Толпа задвигалась и, так как любопытство — очень сильное чувство, то, несмотря на робость, которая всех заставляла быть подальше от начальников, обитатели Рая столпились вокруг гроба, удивленно глядя на «арестанта», лежащего там. Вид мертвого произвел на всех ошеломляющее впечатление, но, несмотря на это, когда им приказано было стать на свои прежние места, они испуганно отскочили от гроба и на приличном расстоянии стали слушать страшное вранье «пророка».

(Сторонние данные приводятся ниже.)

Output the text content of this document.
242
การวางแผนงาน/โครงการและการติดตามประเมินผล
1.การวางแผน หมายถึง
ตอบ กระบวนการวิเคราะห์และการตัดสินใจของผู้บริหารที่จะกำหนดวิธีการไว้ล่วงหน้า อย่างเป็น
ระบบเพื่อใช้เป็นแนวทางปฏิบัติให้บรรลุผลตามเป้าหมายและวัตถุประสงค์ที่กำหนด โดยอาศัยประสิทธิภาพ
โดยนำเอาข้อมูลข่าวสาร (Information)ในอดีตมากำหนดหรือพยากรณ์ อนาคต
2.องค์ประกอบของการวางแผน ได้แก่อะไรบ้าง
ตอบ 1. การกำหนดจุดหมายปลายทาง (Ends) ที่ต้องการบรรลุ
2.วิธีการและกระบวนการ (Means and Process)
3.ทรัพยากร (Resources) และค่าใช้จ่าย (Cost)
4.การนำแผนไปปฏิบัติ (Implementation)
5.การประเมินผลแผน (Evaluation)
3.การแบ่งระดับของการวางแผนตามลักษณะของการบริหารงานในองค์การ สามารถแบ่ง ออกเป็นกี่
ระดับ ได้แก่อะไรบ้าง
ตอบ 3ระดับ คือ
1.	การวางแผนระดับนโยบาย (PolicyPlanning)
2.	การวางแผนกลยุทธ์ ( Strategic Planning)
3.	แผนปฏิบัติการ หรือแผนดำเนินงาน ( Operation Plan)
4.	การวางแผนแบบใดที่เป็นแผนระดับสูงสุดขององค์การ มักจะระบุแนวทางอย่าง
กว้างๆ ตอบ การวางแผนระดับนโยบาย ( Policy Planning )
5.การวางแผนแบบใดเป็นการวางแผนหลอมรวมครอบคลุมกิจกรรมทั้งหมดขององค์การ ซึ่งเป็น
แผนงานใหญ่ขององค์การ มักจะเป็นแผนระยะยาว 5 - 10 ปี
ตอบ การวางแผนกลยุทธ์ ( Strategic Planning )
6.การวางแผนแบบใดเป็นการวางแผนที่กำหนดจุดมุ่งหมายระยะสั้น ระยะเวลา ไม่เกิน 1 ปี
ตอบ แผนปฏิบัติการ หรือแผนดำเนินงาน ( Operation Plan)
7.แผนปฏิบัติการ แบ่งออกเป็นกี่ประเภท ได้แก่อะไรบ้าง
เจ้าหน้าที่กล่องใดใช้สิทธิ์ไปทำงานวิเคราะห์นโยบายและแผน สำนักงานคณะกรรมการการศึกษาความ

— Вот что ужаснуло даже меня: едва родитель наш стал отходить в свой царский дворец на небесах, как, смотрю, ангел около него… держит ангел в руках одежды его ветхие, в которых он когда-то был, как вы слышали все… колодников мы потомки… То же самое и цепи держит ангел… И одел на родителя моего посланник Лай-Лай-Обдулая одежды эти и цепи, и в руки его вложил пергамент с письменами. Тогда я возопил громко: «О, скажи мне, посланник великого Лай-Лай-Обдулая, для чего это родителя отходящего моего ты облачил в одежды постыдные арестанта и наложил цепи на него, и вложил в руки письмена?» И вот ангел ответил: «Пророк, пророк, вложи это слово в разум свой: как на земле, так и в небесных комнатах меньшие арестантики перед большими и колоднички в цепях. От начала бытия порядок такой, и сам Саваоф начертал закон сей молнией на небеси; цепи малым сим для мирового порядка, и бичи и ножички в руки стоящим выше над ними опять для мирового порядка». Не надевающий цепи на себя и не берущий плетки в руки для назидания меньших — анафема, и хор ангелов поет над таким сыном смердящей крамолы: анафема, анафема. Вложите же теперь в скудный разум ваш свет, пролившийся из уст ангела: почтенный старец наш ходил здесь в ризах белых, как я, потому сияние бросает на нас Лай-Лай-Обдулай и дает власть над тварями, и вы все перед нами — арестантики в цепях, но вот высокий взял его к себе для служения вечного перед его особой, а перед ним он кто, спрашиваю? В цепях колодничек. Вот порядок на земле и равно и на небе какой: чины здесь и чины там, и вот как разуметь надо: я свободен, и обратное: арестантик перед высшим. Пророк великий — я, а посему вы передо мною — твари ползущие, а надо мною только одно солнце — Лай-Лай-Обдулай.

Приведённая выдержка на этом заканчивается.